Fueled by harsh climates and a highly engineered background, Boris Bidjan Saberi’s Spring Summer 2017 collection leads us on a journey into the complexity of technological advancement.

—-
Suggestive of the sensory palette in a post apocalyptic world, with the smell of corroded mechanics and melted tires, the road drifter silhouettes show a precise equilibrium of some type of manmachine dichotomy.

—-
Seemingly built by an invasive technology, the articulated garments highlight the geometry of the body, while revealing functional tailored details. A range of open elbow jackets and protective lazercut vests with modular lining pair with thermo-sealed canvas parkas with metallic taped seams.

—-
Built inside-out or outside in, demonstrating the complexity of their construction, the clothing acknowledges the engineering procedures that led to their crafting.

—-
Resin dyed stiff cottons, along with coated horse and kangaroo leathers shape versatile jackets and wrinkled drop-crotch pants.

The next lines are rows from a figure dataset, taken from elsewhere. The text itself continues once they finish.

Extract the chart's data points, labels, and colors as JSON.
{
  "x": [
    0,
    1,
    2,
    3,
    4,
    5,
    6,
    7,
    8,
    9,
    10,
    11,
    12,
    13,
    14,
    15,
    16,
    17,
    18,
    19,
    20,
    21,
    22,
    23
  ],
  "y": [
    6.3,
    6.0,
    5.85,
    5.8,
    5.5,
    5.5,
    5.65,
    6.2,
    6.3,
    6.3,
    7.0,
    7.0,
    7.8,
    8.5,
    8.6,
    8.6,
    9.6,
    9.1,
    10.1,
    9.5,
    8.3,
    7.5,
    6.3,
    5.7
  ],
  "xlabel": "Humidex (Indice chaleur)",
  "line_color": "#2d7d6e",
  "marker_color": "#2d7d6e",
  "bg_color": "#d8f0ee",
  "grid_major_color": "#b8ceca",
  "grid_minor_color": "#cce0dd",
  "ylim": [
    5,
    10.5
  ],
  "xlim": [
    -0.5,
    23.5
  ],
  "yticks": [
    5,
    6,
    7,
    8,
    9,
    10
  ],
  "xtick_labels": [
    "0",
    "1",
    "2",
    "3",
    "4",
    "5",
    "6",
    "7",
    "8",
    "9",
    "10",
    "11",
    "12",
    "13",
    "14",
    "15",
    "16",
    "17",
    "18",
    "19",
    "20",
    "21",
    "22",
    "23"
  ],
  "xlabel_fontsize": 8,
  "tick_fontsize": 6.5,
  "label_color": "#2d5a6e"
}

Fine-gauge knits, raw silk and paper-like textiles display a highly contrasted spectrum of materials.

—-
Sleeveless trench coats and oversized getaway backpacks are seemingly cut from a cracked earth like surface, then appear as hand painted leather, adding a distinctive sulfuric shade to the mineral palette of the collection.

—-
Dry, earthy tones are followed by rusted metallic colors. Beaten steel, iron, brass and copper are the foundation for the signature treatments and finishes.
As if covered by melted rubber and fuel stains, these wounded apparats receive latex, vinyl and wax treatments, forming a protective wardrobe for futuristic tribes.

—-
Strengthened by anatomical corset-like vests, Boris Bidjan Saberi’s military sci-fi hybrid armors become exoskeletons. Shifted, cropped and elongated, all created by a combination of both hand and machine skills and technology, these all out dystopic Western garments draw a yet to be seen masculine silhouette, brought to us from the post-humanism age.

—-
The technological emphasis of the collection is further underscored by a range of exclusive object dyed footwear designed in collaboration with the mountain brand Salomon, for the additional line 11 by Boris Bidjan Saberi.